Bronson’s gaze locked onto them like a guided missile, the deep grooves just as disturbing now as they had been two decades ago. Was that why they’d left the cot? To obscure the truth? To hide the evidence?

He started when Shane’s voice broke into his thoughts. “You died,” he said softly, and Bronson knew the memories of that time were washing over Shane as much as they were himself.

Bronson blinked back to the present and turned to him.

He was studying the marks just as intently as Bronson had. Without looking at him, he said deep in thought, “That night. You died.” Shane’s sapphire irises met Bronson’s gray ones at last and held them for a long moment before adding, “I saw you. Drummond killed you before he came after me.”

Ah, this would explain a lot.
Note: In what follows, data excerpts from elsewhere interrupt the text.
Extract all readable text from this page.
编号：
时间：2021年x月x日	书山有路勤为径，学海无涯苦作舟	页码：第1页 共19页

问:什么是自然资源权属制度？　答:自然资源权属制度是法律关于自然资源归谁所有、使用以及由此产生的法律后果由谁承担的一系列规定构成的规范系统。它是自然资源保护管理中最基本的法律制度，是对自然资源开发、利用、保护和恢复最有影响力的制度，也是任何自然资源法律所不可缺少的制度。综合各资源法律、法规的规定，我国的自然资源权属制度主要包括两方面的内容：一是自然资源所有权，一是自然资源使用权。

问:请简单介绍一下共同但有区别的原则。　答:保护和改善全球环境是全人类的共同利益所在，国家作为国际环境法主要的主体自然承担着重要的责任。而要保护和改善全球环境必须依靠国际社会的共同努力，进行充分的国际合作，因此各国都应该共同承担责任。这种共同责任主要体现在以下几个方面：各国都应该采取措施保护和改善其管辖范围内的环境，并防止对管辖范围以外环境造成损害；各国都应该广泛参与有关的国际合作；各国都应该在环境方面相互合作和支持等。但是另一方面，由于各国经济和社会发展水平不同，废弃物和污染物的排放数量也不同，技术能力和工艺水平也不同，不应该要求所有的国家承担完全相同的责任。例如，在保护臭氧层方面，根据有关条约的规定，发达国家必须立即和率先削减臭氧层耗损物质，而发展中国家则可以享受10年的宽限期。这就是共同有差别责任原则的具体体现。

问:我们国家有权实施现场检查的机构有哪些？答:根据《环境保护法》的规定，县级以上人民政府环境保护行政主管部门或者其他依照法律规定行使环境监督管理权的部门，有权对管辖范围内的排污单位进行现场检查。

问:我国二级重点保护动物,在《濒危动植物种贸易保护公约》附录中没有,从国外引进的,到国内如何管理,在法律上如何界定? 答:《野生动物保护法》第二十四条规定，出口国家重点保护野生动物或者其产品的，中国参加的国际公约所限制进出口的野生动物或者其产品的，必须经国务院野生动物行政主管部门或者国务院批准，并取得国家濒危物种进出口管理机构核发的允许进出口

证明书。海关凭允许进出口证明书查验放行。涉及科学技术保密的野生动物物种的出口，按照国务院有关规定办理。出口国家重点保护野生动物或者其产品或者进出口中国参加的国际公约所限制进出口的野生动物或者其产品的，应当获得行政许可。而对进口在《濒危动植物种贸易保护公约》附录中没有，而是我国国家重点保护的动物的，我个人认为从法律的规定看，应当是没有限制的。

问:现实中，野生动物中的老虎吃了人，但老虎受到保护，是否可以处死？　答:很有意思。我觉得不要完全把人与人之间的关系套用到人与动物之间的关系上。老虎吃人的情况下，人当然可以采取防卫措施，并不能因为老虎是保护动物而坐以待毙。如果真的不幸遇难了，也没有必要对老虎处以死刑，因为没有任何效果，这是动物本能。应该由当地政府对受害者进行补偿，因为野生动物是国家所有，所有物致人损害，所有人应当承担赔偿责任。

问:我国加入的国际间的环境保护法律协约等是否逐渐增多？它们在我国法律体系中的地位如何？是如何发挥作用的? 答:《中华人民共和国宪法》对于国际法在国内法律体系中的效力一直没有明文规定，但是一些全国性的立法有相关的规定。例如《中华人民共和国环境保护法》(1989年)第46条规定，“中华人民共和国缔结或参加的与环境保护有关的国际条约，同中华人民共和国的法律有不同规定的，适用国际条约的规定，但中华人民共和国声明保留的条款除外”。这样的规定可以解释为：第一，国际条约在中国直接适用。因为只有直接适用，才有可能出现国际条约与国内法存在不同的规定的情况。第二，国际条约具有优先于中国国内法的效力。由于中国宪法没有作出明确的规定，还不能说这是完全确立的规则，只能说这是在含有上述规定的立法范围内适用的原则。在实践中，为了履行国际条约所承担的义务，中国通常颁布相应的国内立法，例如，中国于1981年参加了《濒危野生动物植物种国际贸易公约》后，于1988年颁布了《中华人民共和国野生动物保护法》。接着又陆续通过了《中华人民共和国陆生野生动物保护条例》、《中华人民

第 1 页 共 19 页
He didn’t realize Shane had seen the body.

He stepped past him and into the room, refocusing again on the markings. “You asked if I’ve been keeping tabs on you.” He turned back to him, his steady expression one of absolute calm. Absolute focus. “Of course I have, Montgomery. I’ve always found people who come back from the dead fascinating.”

Bronson didn’t know if he should be worried or flattered. Shane wasn’t wrong, but to have him say it so blatantly, so accusingly, threw him.

He lifted an impressed brow before making his way to the cot to get a closer look, his designer Oxfords echoing against the walls with each step. “Is that why you’ve never tried to get in touch?” he asked, exuding nonchalance. On the outside, anyway. His insides were a roiling sea of turmoil.

Shane followed, his work boots muffled in the large space.